While diverse individuals necessitate more significant consideration of each other and explaining one’s views and ideas to those with different life experiences, it also means that what is created – whether a service, product, policy, or measure – is more thoroughly thought out. The needs of different individuals are taken into account as much as possible.

Diversity and equality are unfamiliar and intimidating topics

We often encounter fears and misunderstandings when discussing diversity, equality, and inclusion. It’s a common belief that this means denying differences and that merit, competencies, and experiences no longer matter in recruitment. In reality, increasing diversity, equality, and inclusion does not imply imposing identical requirements on everyone and ignoring all interpersonal differences. On the contrary, it often means acknowledging and, when necessary, accommodating these differences in the work environment, tasks, or tools.

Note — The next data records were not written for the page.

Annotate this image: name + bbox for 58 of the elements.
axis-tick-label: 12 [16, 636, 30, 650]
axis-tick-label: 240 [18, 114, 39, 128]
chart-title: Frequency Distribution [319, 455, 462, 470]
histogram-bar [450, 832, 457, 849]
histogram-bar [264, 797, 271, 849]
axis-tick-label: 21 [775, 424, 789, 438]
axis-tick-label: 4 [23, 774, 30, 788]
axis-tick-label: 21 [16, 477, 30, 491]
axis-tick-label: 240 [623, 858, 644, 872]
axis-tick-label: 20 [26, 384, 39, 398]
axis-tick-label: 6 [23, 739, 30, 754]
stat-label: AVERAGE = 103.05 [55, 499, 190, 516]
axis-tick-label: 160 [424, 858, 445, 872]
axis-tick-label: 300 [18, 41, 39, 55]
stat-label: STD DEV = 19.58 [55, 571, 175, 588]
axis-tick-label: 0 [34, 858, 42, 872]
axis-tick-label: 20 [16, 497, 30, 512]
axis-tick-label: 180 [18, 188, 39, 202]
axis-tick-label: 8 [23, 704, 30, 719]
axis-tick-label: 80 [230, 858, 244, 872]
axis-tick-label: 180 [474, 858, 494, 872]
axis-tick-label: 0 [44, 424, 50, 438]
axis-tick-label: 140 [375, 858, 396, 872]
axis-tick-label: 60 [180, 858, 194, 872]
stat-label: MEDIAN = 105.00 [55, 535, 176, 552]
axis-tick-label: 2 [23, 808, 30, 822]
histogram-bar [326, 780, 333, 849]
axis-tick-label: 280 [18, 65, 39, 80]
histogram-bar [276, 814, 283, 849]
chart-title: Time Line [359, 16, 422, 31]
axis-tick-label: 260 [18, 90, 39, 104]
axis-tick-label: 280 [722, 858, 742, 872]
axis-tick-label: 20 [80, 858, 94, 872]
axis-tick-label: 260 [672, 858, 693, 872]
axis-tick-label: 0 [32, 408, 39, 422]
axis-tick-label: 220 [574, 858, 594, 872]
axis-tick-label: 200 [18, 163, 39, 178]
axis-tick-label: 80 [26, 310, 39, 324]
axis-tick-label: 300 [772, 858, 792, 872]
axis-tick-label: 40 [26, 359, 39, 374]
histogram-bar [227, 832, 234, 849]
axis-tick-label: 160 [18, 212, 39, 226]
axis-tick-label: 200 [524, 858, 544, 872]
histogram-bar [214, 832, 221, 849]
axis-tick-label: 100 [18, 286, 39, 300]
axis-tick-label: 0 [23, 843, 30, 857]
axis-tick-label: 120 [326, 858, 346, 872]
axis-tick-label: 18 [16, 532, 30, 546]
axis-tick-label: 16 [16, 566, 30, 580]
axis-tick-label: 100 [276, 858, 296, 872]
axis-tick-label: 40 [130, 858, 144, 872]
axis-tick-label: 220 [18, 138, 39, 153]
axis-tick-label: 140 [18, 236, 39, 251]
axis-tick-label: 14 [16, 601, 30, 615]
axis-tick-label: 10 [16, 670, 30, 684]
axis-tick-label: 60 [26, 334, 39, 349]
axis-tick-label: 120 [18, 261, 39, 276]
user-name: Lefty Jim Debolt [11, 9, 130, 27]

Promoting diversity, equality, and inclusion does not imply disregarding competence, talent, or recruitment suitability. It also does not mean giving preference to one demographic or implementing rigid quota systems. When looking for employees, the objective remains to identify the most capable, qualified, and team-compatible individual. Nevertheless, we can adjust our recruitment methods and the criteria that weigh in when selecting among several equally qualified candidates.

The decision to focus on diversity, equality, and inclusion primarily involves analysing and, if necessary, changing the organisation, including its employees, leaders, processes, and rules. There is no doubt that this process is uncomfortable, as it requires deliberate attention, reflection, and changing entrenched processes and attitudes. However, the gains in employee satisfaction, organisational reputation, efficiency, and results are worth the slight discomfort and investment.